The Medicaid program has been using the Medicare fee schedule as the benchmark to raise 
provider reimbursement rates for services that have Medicare equivalence and average rate 
increase or targeted raise increase for services that Medicare does not cover. The provider 
reimbursement rate increase is at 100 percent to 150 percent of the Medicare rate based on 
legislative appropriations for FY 2024 and FY 2025. The requirement of this bill would be a new 
reimbursement rate setting methodology for health care providers serving the Medicaid 
population.
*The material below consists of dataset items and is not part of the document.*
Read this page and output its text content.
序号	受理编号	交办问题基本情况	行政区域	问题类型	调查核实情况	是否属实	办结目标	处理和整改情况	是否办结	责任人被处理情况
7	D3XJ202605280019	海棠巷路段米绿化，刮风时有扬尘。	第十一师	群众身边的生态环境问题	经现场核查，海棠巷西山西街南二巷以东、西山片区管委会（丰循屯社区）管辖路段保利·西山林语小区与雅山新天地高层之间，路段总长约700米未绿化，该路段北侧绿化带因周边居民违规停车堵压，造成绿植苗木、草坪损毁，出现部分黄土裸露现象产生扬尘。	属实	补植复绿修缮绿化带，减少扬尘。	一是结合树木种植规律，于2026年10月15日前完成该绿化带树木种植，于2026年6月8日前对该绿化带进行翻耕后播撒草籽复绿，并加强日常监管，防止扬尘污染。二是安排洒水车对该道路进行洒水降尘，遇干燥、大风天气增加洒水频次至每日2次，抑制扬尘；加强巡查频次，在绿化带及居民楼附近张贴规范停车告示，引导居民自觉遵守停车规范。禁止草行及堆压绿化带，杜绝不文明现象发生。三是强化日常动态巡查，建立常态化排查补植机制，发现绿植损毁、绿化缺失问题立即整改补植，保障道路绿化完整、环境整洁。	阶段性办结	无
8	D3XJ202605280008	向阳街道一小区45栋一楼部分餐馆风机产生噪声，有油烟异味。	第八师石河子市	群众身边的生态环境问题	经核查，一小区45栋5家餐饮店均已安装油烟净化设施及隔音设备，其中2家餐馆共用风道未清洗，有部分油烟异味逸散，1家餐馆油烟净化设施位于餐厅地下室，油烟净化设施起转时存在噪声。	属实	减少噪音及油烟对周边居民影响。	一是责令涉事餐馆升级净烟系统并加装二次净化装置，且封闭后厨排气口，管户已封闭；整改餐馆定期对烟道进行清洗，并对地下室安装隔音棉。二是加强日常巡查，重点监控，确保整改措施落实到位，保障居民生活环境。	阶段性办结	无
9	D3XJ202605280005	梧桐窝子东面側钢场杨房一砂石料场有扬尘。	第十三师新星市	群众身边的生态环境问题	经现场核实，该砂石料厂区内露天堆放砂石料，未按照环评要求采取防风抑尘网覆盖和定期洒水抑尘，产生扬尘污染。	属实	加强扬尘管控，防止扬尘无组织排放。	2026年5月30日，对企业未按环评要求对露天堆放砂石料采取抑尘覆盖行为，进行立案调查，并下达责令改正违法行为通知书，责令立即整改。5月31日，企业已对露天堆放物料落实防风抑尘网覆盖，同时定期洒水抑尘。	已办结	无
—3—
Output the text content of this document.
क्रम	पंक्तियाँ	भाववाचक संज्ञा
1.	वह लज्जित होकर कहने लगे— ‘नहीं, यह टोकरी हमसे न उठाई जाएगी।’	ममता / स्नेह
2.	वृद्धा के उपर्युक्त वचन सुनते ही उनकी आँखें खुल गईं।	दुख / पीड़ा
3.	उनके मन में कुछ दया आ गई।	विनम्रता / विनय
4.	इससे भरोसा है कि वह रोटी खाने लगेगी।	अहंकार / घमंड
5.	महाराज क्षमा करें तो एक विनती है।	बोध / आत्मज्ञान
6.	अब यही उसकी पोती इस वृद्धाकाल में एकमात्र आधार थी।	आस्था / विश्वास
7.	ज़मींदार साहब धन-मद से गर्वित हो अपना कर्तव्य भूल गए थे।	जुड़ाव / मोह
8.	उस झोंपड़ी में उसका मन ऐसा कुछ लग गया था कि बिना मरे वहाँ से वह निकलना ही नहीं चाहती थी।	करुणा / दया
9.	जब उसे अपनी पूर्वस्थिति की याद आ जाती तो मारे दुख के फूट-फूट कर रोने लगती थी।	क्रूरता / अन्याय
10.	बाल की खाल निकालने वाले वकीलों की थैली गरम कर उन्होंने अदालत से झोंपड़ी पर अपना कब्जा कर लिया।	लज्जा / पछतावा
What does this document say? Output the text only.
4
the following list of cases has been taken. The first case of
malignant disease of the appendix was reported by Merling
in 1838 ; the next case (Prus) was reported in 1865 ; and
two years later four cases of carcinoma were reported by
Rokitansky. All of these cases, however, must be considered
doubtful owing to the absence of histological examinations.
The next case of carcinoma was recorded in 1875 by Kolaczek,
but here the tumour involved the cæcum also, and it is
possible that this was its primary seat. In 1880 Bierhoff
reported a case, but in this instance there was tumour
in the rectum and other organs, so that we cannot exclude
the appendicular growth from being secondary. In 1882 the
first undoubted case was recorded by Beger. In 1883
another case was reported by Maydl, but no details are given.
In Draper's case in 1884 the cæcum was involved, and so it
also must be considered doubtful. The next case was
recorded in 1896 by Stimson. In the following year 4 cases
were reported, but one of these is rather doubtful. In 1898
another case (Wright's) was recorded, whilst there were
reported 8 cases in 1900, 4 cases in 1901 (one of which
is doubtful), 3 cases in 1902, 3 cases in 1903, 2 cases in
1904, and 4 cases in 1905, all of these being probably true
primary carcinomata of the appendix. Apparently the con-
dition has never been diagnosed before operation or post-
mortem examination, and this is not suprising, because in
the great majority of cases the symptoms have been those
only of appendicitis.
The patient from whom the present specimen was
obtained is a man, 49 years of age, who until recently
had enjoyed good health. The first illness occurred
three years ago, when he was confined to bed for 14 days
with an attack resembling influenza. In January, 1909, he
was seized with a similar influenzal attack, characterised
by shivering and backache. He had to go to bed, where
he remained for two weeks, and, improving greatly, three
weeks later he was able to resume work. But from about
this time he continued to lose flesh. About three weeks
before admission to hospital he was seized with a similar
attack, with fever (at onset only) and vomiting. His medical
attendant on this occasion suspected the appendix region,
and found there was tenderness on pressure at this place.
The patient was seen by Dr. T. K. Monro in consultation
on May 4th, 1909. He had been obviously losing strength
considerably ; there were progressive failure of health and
This new reimbursement methodology will also require a revision to the State Plan 
and New Mexico Administrative Code. The state plan amendment approval process takes at least 
six months to obtain approval from the Centers for Medicare and Medicaid Services. 
 
 
 
  House Bill 400 – Page 3 
 
ADMINISTRATIVE IMPLICATIONS  
 
House Bill 395 of the 2023 regular legislative session amended Section 28-16A-16 NMSA 1978 
requiring the Department of Health to conduct a biennial independent cost study for 
recommending reimbursement rates for the 1915(c) waivers – Developmentally Disabled, 
Medically Fragile, and Mi Via Waivers. The rate study required by House Bill 400 would be 
duplicative.  
 
Similarly, the Early Childhood Education and Care Department (ECECD) undergoes a separate 
rate study process for the Family Infant Toddler program. This rate study is funded by ECECD. 
Any inclusion of these providers in general Medicaid rate studies would be duplicative.